Power analyses were generated using the multilevel logistic regression module for proportions in a 2-level hierarchical design in NCSS PASS 19 [71]. We employed the hierarchical design module to account for the clustering present as a result of the use of RDS to recruit 1/3 of participants. Given the efficiency of factorial designs, we used the smallest effect size from the four components available in the literature in the power analysis [72]. We varied baseline rates of viral suppression from 30 to 50% based on regional data estimates available [17]. We set α = 0.05 and power = 0.80, and varied the intracluster correlation due to RDS from 0.03 to 0.08 based on estimates available in the literature [73], which yielded a minimum sample size of 320 to detect an estimated odds ratio of 2.0 corresponding to the smallest detectable difference in the primary outcome of sustained viral suppression at the 12-month follow-up.
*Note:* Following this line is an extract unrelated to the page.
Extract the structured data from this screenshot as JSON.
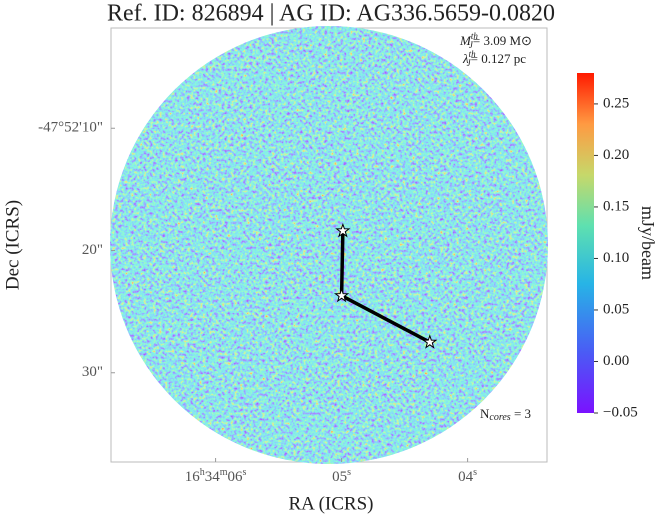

Benchmarks for standardized effect sizes are 0.20, 0.50, and 0.80 for small, medium, and large effect sizes, respectively [74]. The estimated odds ratio represents a minimum proportional difference of 16% and a standardized effect size of 0.31, which is commensurate with a small to medium effect size [74]. Estimating that approximately 20% of participants will be lost at follow-up, a minimum sample size of 384 will be required.
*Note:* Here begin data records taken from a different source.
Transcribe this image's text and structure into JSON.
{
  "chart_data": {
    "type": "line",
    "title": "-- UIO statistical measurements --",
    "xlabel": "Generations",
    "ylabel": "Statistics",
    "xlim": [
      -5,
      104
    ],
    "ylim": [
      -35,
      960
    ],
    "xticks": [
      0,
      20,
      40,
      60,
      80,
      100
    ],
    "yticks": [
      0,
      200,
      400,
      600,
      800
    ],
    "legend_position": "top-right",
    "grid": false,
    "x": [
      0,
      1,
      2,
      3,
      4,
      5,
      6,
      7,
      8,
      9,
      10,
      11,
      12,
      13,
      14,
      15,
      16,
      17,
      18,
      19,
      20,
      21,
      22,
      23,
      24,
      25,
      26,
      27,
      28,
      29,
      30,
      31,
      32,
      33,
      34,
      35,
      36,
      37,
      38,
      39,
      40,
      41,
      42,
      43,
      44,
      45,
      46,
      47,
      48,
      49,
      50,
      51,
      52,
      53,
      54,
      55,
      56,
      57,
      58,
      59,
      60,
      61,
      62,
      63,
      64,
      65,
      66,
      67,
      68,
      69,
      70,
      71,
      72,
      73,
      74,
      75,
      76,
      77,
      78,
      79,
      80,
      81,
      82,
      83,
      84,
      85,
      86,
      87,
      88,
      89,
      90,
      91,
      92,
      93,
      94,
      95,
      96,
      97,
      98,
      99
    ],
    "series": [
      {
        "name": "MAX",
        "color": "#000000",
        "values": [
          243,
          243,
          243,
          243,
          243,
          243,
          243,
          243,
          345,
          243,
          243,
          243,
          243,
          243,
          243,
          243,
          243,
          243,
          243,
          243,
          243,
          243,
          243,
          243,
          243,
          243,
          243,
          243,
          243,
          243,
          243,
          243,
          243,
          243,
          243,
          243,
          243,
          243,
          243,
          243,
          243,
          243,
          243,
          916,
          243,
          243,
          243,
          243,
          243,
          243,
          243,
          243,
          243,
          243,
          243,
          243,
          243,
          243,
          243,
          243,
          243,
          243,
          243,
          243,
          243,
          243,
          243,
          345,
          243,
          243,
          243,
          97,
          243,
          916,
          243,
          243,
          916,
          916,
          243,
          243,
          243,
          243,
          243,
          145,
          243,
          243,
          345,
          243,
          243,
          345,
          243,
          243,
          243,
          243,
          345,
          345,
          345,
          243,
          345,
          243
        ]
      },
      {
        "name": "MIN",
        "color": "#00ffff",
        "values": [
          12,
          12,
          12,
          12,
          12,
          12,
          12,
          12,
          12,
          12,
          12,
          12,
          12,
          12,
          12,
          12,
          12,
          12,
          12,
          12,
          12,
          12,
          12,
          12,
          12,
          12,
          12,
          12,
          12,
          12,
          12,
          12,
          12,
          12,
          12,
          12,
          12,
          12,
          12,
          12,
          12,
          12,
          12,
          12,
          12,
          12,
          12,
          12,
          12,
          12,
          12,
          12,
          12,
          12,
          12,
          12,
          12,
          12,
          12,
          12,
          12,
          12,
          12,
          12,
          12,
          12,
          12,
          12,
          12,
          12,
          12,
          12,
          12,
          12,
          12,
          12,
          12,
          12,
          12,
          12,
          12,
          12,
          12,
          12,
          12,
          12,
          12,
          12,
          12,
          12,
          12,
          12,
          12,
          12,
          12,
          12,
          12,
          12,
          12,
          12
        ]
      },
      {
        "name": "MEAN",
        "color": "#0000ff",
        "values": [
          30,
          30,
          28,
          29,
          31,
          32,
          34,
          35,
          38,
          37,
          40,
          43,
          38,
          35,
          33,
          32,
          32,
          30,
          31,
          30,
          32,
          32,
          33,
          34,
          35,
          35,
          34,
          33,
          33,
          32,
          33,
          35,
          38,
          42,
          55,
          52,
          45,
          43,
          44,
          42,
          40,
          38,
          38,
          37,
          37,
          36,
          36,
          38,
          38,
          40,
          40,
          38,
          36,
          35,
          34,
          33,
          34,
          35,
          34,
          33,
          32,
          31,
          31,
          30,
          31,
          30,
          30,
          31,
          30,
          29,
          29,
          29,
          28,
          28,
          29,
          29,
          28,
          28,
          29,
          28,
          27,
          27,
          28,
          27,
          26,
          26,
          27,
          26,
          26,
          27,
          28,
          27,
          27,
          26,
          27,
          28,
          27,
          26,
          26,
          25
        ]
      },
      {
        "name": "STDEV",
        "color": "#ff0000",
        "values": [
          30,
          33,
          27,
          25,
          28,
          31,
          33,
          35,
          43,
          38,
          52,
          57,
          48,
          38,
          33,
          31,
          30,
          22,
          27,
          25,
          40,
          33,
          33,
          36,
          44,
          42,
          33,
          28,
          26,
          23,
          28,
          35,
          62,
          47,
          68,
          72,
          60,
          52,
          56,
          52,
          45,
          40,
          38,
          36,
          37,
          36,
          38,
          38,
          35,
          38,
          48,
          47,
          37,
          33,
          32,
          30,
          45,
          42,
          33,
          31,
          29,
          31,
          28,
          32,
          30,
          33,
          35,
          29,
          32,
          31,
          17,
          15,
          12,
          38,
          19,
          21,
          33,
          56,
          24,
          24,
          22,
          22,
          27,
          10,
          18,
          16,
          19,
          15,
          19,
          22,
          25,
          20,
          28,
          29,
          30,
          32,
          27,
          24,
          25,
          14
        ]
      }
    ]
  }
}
For secondary aims, with a sample of 384 participants, we are fully powered for our mediation hypotheses. Using a published power table for mediation [75], assuming regression paths (α and β) halfway between small and medium size (0.26, or range of variance accounted from 2 to 13%), which is conservative, and if individual effects (a path, b path, c path) were adequately powered (> 0.80), a sample size of 148 participants is needed.

Discussion

Our study has the potential to significantly advance intervention science for PWIDLH and HIV care and treatment research. We are using four components that have been extensively studied by our team and others; however, we will test each component separately and in every combination to answer a novel research question. Furthermore, we are harnessing local infrastructure and on-going community programs to enhance the sustainability of the optimized intervention.
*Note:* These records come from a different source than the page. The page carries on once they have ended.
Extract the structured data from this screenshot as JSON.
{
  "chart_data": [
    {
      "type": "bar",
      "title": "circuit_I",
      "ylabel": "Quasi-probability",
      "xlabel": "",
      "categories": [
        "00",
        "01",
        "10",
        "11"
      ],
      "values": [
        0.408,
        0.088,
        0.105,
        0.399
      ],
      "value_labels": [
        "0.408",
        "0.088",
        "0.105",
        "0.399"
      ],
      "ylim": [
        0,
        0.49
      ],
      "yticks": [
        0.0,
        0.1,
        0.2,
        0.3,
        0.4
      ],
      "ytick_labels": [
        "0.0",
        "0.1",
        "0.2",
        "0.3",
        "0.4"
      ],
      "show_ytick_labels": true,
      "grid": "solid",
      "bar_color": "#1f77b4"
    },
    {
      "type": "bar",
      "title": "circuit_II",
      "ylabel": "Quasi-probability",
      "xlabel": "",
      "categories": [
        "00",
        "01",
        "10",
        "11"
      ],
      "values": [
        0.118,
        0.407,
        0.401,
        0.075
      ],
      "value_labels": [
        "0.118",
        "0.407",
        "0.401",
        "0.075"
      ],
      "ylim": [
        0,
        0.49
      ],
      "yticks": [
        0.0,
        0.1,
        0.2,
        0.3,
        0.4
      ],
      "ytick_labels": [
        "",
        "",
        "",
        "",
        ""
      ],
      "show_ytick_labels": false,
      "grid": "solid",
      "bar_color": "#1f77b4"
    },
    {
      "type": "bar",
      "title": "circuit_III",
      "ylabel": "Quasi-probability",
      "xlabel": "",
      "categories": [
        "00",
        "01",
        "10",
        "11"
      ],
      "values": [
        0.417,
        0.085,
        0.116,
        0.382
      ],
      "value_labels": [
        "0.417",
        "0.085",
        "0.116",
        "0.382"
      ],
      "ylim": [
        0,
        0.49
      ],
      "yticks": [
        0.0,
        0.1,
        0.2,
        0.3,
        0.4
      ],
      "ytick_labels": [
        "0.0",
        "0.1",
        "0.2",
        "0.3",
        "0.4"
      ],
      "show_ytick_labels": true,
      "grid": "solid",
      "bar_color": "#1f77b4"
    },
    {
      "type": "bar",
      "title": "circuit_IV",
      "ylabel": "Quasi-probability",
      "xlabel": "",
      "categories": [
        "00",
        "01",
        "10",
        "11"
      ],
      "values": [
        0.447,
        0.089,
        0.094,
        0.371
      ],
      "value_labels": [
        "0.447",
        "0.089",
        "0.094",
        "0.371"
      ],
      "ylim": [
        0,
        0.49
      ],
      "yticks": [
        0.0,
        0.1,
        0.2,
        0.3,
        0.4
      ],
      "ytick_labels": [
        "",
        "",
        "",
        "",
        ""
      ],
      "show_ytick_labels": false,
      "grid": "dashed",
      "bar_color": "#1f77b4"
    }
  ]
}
Operationally, there may be difficulties in screening large numbers of PWID and with study retention. Thus, we are using procedures that have been effective, including an incentive payment system and covering transportation costs. We will also obtain detailed locator information, deliver reminder phone calls, and conduct active outreach in community venues or drug use sites recorded within locator forms. Other operational challenges include participants not being interested in methadone or having minimal readiness for methadone, missing viral load data and varying completion of intervention components. To maximize interest and completion of intervention activities, all participants will continue to have access to services at Compañeros as part of a standard harm reduction package. Compañeros is a trusted key source of support for PWID and by leveraging staff and their expertise, we hope to maintain high interest in our study.

Conclusion and impact

Sustaining viral suppression remains one of the biggest challenges in HIV research for PWIDLH. We propose to fill an important intervention research gap by carefully building an optimized multi-component intervention to address the multiple barriers faced by PWIDLH to promote sustained viral suppression in a high-risk setting. Our approach has the potential to advance the science by paving the way for other researchers to build directly from our conceptual model and evidence-base in a way that is systematic, transparent and forward thinking.